With a calendar, keeping track of events in an oral tradition is easy. A new bearer of the tradition just has to repeat the date that was passed to him by the old bearer. Without a calendar, you would have to update the tradition with every telling, requiring skill and cultural developments from the keepers of the tradition and I would bet that almost any case of "Your great-great-great grandfather" morphed into "Your ancestor" at some point.
All of which is you presuming.
Do you understand the difference between presuming and knowledge?
Can you recite the words to Happy Birthday? Do you ever have trouble remembering the words? Have the words to Happy Birthday changed over the years?
Okay so then your experience is definitely not one to project in this instance.
Lexicus posted a link to a myth about the formation of Crater Lake almost 8,000 years ago, the myth describes an eruption. How do you explain that, Synsensa?

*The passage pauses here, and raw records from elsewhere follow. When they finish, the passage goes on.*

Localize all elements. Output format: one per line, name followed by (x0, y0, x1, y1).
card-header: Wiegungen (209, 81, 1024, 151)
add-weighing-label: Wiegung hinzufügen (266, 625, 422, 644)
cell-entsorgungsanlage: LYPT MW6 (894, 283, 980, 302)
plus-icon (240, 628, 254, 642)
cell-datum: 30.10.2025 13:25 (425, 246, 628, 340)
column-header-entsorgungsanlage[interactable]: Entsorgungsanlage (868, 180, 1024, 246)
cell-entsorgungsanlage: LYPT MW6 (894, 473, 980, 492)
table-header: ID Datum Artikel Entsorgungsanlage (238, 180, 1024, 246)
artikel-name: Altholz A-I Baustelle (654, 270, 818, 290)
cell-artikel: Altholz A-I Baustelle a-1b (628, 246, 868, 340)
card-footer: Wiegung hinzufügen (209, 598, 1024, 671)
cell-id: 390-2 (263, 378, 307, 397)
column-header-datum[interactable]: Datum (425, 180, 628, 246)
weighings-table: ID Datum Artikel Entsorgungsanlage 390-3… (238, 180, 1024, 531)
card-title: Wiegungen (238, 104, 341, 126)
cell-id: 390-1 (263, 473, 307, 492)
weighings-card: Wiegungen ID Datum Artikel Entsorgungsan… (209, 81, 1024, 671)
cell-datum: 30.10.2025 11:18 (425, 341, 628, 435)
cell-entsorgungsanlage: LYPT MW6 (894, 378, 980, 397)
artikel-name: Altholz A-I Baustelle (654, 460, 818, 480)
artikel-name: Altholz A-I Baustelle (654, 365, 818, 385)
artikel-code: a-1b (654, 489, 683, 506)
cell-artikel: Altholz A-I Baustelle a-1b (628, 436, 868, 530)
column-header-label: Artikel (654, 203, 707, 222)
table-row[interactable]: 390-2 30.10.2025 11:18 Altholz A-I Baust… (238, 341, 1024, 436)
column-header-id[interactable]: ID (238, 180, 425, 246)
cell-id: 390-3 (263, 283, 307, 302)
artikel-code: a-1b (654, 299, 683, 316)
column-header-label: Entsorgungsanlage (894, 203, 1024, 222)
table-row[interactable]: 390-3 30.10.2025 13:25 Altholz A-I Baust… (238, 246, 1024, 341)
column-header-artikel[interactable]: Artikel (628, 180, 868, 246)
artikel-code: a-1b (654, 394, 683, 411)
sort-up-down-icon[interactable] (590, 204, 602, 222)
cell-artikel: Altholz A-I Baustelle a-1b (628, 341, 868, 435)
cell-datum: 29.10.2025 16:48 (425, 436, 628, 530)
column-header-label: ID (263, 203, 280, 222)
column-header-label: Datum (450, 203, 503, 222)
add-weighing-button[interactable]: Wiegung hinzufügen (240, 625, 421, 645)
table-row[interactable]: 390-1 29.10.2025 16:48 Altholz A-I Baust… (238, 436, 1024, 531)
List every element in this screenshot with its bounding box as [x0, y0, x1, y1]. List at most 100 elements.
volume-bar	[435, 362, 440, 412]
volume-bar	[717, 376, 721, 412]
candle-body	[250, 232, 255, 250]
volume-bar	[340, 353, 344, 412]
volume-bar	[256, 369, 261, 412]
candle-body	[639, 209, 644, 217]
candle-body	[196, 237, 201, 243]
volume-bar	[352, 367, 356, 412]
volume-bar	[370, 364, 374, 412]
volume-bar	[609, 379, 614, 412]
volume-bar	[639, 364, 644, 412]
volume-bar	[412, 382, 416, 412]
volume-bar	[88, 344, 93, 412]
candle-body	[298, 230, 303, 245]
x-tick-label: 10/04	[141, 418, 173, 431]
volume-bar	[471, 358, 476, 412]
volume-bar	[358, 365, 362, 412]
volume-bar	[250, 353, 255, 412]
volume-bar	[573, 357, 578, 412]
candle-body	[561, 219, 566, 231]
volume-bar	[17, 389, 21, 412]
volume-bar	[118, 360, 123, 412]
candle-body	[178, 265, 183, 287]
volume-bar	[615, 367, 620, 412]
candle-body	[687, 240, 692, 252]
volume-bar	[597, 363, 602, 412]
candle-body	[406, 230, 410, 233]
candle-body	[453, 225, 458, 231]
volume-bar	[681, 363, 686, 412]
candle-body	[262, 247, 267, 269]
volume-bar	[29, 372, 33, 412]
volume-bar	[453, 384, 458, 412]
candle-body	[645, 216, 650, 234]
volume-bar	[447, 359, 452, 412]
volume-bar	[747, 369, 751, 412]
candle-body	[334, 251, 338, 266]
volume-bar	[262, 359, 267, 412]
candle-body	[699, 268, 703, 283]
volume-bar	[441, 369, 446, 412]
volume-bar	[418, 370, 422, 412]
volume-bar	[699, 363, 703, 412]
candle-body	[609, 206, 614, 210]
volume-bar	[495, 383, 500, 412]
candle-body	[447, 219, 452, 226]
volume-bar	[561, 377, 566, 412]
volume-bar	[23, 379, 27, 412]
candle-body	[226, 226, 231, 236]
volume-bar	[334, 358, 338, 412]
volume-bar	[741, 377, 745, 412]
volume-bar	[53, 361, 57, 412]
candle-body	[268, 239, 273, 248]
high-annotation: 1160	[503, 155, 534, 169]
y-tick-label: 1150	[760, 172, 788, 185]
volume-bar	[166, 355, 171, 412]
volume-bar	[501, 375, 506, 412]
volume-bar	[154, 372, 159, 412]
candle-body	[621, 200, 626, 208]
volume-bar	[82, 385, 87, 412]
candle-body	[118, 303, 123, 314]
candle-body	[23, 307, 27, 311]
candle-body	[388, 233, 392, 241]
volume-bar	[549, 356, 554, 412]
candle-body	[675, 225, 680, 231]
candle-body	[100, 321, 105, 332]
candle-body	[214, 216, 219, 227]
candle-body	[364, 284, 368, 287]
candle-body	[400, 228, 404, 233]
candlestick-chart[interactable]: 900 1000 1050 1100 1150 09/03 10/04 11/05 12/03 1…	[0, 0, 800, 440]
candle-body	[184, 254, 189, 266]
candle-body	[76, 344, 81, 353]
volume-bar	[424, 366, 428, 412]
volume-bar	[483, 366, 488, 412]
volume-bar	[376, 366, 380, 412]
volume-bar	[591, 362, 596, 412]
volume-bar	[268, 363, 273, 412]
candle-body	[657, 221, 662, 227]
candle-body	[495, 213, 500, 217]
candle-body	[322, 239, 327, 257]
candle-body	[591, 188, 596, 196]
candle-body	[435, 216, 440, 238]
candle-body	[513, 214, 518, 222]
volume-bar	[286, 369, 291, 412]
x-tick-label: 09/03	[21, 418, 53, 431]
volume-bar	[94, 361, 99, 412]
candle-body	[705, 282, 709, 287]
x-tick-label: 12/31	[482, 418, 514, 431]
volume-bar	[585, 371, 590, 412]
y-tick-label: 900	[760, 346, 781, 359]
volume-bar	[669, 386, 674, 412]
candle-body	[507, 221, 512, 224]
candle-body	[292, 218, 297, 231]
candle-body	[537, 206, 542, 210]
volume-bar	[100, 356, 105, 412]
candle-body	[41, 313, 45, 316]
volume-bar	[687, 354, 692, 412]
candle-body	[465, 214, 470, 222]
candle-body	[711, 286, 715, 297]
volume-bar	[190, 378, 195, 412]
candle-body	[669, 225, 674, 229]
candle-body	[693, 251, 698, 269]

That there are vague details within the realm of being correct isn't proof of consistent or accurate oral tradition. It is very easy to get details right without specifics. "Once there was a flood" is a pretty safe bet in a world where you spend as much time as possible by the rivers which we know flood on a yearly basis.
Nowhere do I extrapolate it to your whole worldview—you're projecting, and exaggerating.
Again, all of that reasoning stems from your imagination of how an oral history might be preserved, which in turn comes from your experience playing telephone and your own memory.
That there are vague details within the realm of being correct isn't proof of consistent or accurate oral tradition. It is very easy to get details right without specifics.
No she didn't because the answer was ambiguous. Does she mean that mentioned stories, and other presumably, are based on smaller floods or does she mean that there no memory train of the massive flood, other than it happened. It cannot be both.She answered your question. That you don't like or agree with it doesn't mean she didn't answer it.
Canoe is definitely wrong. The Biblical description is of a multi level barge. Depictions of a keeled ship are millennia more recent.I think Noah's ark was a canoe that got exaggerated to being a giant ark over the generations.
'The whole area' (a few miles around where they were settled at the time) is obviously exaggerated to 'the whole world'.
'Hills' exaggerated to 'mountains'
"Grandpa, how did that canoe end up on that hill"
"A guy built a boat to survive the flood"
"Why, how did he know the flood was coming"
"Um, (I don't know), God told him"
"But grandpa, how did the animals survive the flood"
"Oh! That's right! The animals were on the boat, too!"